Using Example Manifests to Get Started

Again, you can use fabulousFileTool.json or dynamicDatasetTool.json as a starting point for your own manifest file.

Testing Your External Tool

As the author of an external tool, you are not expected to learn how to install and operate Dataverse. There’s a very good chance your tool can be added to a server Dataverse developers use for testing if you reach out on any of the channels listed under Getting Help in the Developer Guide.

By all means, if you’d like to install Dataverse yourself, a number of developer-centric options are available. For example, there’s a script to spin up Dataverse on EC2 at https://github.com/IQSS/dataverse-sample-data . The process for using curl to add your external tool to a Dataverse installation is documented under Managing External Tools in the Admin Guide.

Spreading the Word About Your External Tool

Adding Your Tool to the Inventory of External Tools

Once you’ve gotten your tool working, please make a pull request to update the list of tools above! You are also welcome to download dataverse-external-tools.tsv, add your tool to the TSV file, create and issue at https://github.com/IQSS/dataverse/issues , and then upload your TSV file there.

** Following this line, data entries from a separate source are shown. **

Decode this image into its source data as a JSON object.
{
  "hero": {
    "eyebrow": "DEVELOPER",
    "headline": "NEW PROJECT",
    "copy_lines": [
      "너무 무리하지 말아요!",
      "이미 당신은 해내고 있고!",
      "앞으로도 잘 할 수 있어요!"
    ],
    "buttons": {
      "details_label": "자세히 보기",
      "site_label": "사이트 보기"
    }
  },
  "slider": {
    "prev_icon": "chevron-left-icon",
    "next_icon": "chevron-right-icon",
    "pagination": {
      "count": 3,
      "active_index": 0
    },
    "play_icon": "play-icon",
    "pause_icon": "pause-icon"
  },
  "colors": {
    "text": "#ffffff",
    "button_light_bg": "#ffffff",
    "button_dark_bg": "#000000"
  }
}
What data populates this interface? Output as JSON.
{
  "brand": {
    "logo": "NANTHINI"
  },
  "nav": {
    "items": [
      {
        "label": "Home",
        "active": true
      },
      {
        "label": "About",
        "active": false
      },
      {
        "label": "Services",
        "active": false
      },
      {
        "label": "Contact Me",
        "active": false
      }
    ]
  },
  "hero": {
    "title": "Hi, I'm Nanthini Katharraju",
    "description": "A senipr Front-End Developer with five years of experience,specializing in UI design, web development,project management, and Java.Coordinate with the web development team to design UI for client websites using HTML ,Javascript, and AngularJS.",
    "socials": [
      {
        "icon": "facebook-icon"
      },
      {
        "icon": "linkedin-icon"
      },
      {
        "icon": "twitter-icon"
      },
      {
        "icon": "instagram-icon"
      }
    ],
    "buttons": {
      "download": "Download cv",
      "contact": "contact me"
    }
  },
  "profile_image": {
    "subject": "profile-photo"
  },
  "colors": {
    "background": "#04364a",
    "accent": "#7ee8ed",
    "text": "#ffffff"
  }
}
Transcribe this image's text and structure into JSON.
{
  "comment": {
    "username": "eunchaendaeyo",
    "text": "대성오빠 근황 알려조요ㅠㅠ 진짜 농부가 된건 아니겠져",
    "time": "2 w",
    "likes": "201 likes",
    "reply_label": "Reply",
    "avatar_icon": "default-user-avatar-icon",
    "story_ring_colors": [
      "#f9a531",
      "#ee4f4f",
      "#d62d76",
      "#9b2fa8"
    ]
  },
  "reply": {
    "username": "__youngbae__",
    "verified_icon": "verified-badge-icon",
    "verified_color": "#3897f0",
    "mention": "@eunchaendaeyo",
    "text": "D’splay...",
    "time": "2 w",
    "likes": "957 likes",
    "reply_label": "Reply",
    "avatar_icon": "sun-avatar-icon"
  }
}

Unless your tool runs entirely in a browser, you may have integrated server-side software with Dataverse. If so, please double check that your software is listed in the Integrations section of the Admin Guide and if not, please open an issue or pull request to add it. Thanks!

If you’ve thought to yourself that there ought to be an app store for Dataverse external tools, you’re not alone. Please see https://github.com/IQSS/dataverse/issues/5688 :)

Demoing Your External Tool

https://demo.dataverse.org is the place to play around with Dataverse and your tool can be included. Please email support@dataverse.org to start the conversation about adding your tool. Additionally, you are welcome to open an issue at https://github.com/IQSS/dataverse-ansible which already includes a number of the tools listed above.

Announcing Your External Tool

You are welcome to announce your external tool at https://groups.google.com/forum/#!forum/dataverse-community

If you’re too shy, we’ll do it for you. We’ll probably tweet about it too. Thank you for your contribution to Dataverse!